El frigorífico comenzó a zumbar, el péndulo del reloj marcaba el paso audible de los minutos y un tronco se movió dentro de la estufa. Me senté en el sofá y zapeé durante horas hasta que di con TV Land, canal dedicado en exclusiva a series de los sesenta y los setenta. Vi Mamá y sus increíbles hijos, La tribu de los Brady y Room 222. Ésas eran las series que veía sin perderme una cuando murió mi padre, mientras me preguntaba por qué mi madre no podía parecerse un poco a Shirley Partridge, por qué mis padres no habían tenido más hijos para que hubiéramos formado también un grupo musical de hermanos.

Dejé salir a Callie y pensé en volver a llamar a los niños, pero eran las nueve de la noche. Estarían durmiendo en sus nuevas habitaciones, en su primer día sin mí, y no habíamos hablado. Tendría que esperar hasta la mañana próxima. Dejé que Callie volviera a entrar en casa y se echó en el suelo a mi lado. Me quedé dormida con la tele encendida —estaban poniendo Mister Ed, el caballo que habla— y me desperté por la mañana con Mi bella genio.

Repetí mi corta lista de quehaceres, pensé en limpiar la casa, pero ¿para qué?
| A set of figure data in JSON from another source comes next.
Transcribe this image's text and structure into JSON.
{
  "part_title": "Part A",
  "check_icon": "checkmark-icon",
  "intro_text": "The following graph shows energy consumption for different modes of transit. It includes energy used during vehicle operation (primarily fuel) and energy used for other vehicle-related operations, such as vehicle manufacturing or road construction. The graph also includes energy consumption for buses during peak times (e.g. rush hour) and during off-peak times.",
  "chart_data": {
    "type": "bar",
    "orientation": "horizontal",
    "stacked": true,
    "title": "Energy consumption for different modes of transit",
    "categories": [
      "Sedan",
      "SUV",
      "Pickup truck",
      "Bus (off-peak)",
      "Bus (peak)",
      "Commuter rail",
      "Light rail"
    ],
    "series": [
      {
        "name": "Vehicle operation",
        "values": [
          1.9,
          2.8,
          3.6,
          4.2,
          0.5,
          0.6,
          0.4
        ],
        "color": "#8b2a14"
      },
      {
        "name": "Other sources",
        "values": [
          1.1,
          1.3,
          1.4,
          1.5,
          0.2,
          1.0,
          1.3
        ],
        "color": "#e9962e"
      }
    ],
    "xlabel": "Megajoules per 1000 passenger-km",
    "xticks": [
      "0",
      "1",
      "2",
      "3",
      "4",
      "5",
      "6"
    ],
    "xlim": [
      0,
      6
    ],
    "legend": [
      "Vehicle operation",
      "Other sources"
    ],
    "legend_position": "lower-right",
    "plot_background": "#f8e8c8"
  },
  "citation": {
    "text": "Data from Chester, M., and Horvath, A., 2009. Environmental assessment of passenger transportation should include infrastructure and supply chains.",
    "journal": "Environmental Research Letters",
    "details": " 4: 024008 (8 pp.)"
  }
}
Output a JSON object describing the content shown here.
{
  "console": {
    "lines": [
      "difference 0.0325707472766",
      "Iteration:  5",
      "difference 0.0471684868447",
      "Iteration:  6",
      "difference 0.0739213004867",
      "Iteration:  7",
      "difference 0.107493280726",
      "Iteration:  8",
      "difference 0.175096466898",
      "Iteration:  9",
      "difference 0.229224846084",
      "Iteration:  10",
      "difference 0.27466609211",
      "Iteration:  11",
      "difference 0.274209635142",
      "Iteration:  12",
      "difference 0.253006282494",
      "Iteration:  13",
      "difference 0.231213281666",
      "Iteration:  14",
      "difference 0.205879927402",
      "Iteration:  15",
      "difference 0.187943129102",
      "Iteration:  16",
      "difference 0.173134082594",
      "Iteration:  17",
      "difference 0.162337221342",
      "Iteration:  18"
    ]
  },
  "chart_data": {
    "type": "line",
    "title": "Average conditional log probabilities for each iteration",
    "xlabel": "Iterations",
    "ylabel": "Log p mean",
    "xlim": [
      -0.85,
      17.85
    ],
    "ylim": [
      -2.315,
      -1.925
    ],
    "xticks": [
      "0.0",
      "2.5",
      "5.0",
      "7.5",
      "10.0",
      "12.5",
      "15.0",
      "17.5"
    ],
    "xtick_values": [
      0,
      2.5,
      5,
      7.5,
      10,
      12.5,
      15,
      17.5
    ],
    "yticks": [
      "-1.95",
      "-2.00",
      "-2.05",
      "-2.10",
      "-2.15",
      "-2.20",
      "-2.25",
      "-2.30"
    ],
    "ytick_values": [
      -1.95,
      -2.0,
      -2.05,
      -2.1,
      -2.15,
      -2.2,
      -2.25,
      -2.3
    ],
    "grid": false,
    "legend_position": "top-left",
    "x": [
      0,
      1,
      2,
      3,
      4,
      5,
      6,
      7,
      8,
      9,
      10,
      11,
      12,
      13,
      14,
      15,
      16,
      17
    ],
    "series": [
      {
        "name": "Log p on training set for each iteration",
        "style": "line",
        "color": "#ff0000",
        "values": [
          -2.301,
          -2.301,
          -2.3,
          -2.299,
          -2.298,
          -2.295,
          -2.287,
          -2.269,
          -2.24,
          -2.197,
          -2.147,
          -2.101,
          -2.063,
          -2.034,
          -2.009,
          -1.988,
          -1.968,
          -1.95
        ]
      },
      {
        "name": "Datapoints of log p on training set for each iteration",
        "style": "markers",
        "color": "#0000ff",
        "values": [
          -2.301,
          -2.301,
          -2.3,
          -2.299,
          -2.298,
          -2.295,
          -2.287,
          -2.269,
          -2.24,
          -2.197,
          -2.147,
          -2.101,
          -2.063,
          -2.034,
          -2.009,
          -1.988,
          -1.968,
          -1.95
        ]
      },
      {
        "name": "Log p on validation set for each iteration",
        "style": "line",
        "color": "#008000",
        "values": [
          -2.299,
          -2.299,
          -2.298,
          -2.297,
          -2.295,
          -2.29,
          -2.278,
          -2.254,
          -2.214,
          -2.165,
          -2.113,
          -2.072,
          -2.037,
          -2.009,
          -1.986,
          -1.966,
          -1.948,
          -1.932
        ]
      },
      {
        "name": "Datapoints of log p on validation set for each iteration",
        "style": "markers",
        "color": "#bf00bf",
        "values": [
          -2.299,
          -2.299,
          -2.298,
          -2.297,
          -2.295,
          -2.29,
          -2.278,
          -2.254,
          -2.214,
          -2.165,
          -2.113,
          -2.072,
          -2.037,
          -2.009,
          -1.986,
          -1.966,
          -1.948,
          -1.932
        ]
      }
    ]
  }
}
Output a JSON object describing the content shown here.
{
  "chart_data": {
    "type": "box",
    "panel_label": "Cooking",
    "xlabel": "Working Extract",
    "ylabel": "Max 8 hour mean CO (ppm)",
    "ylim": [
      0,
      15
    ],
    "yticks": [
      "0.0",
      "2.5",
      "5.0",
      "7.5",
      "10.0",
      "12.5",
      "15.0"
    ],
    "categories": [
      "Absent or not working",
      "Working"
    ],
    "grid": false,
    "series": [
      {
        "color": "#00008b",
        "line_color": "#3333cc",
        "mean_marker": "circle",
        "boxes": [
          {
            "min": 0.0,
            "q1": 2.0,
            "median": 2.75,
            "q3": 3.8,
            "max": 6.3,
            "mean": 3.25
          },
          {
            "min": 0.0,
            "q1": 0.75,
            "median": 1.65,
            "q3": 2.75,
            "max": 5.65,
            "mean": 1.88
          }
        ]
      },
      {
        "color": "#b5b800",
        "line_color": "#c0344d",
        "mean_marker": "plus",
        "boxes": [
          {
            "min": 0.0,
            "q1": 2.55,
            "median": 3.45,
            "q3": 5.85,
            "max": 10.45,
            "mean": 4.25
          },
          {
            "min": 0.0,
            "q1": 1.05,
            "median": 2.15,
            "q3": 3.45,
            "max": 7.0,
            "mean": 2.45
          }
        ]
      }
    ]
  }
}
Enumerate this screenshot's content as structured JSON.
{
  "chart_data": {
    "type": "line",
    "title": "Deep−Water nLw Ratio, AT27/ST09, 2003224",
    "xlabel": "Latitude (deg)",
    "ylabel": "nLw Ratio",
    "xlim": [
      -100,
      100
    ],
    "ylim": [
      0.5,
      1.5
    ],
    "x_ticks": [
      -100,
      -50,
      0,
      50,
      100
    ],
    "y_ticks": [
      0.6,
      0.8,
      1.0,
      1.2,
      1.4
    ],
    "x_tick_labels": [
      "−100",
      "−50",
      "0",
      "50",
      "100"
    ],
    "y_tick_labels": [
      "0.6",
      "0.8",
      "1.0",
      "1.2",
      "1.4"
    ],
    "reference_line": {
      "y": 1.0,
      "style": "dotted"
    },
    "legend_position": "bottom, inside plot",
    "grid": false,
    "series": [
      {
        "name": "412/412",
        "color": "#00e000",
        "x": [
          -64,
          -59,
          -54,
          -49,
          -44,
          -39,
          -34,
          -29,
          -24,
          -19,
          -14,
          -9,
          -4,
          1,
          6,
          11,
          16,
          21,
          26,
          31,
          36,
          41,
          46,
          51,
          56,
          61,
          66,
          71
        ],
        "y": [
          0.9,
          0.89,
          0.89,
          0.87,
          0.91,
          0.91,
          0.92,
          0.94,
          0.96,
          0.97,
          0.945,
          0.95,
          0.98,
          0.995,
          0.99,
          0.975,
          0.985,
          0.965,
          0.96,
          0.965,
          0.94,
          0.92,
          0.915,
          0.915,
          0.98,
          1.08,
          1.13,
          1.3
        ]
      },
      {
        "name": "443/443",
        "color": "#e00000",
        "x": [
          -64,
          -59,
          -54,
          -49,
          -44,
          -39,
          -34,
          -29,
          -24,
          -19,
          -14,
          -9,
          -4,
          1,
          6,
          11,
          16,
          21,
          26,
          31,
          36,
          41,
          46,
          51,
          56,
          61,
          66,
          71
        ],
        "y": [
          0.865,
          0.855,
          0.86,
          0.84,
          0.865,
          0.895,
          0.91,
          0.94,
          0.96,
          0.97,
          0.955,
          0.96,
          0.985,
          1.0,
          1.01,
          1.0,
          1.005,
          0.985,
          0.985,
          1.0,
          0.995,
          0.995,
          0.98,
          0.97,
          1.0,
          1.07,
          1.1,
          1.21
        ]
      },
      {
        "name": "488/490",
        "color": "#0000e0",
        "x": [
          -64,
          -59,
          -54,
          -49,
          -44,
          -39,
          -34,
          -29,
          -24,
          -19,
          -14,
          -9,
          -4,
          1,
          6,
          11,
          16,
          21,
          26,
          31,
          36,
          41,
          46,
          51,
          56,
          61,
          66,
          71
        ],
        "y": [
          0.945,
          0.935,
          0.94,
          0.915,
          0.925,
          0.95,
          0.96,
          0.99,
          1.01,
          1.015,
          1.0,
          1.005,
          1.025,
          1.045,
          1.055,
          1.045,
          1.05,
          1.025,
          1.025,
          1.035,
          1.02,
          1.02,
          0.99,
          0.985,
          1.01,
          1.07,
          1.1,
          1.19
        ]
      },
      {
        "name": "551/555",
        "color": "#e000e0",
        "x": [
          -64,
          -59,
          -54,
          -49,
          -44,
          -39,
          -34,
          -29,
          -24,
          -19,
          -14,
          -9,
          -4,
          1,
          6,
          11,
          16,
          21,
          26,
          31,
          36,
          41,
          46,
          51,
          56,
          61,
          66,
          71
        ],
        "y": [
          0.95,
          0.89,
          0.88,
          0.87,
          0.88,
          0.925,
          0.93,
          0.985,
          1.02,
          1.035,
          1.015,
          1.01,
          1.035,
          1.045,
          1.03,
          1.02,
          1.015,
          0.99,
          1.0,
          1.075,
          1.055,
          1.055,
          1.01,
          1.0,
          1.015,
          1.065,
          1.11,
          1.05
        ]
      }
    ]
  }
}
Tenía todo un día por delante: Room 222, La isla de Gilligan, El noviazgo del padre de Eddie, Granjero último modelo, No os comáis las margaritas.

Intenté hablar de nuevo con Annie y Zach. Nada. Al final, llamó Paige para decirme que habían llegado muy tarde la noche anterior porque su vuelo se había retrasado.

—¿Puedo hablar con los niños?

—Sé que esto es muy difícil para ti. También lo está siendo para ellos.

Se oía llorar a Zach de fondo.

—¡Quiero a mi mami! ¡Quiero a mi mami!

—No creo que sea una buena idea que hables con ellos en este momento. Danos un poco de tiempo para adaptarnos. Te echan de menos y oírte sólo empeorará las cosas. Tenemos que buscar la manera de tirar adelante los tres en esta nueva situación.

—¿Estás de coña? Deja que hable con Zach. Yo sé cómo tranquilizarlo.

—Me parece que no —dijo Paige—. Mira, fue muy noble lo que hiciste en el tribunal, se necesita valor. Pero ahora te pido que nos des un poco de espacio.

—¿Quién demonios crees que eres?

—Sé quién soy... su madre. —Y colgó.

—¡Zorra! —le grité al teléfono, a nadie en particular, y lo estampé contra la pared.

No era suficiente. Estaba desesperada. ¿Qué podía hacer? ¡Zach estaba llorando! El trípode de Joe seguía de pie en el rincón del saloncito, a modo de improvisado monumento conmemorativo. Lo cogí y salí a la calle en pijama. Lo agarré como si fuera un bate y yo fuera la siguiente en batear. Fui hasta la camioneta de Joe, su amado Avispón Verde, y le aticé al parabrisas con todas mis fuerzas. El cristal se rompió en mil pedazos, destrozado del todo.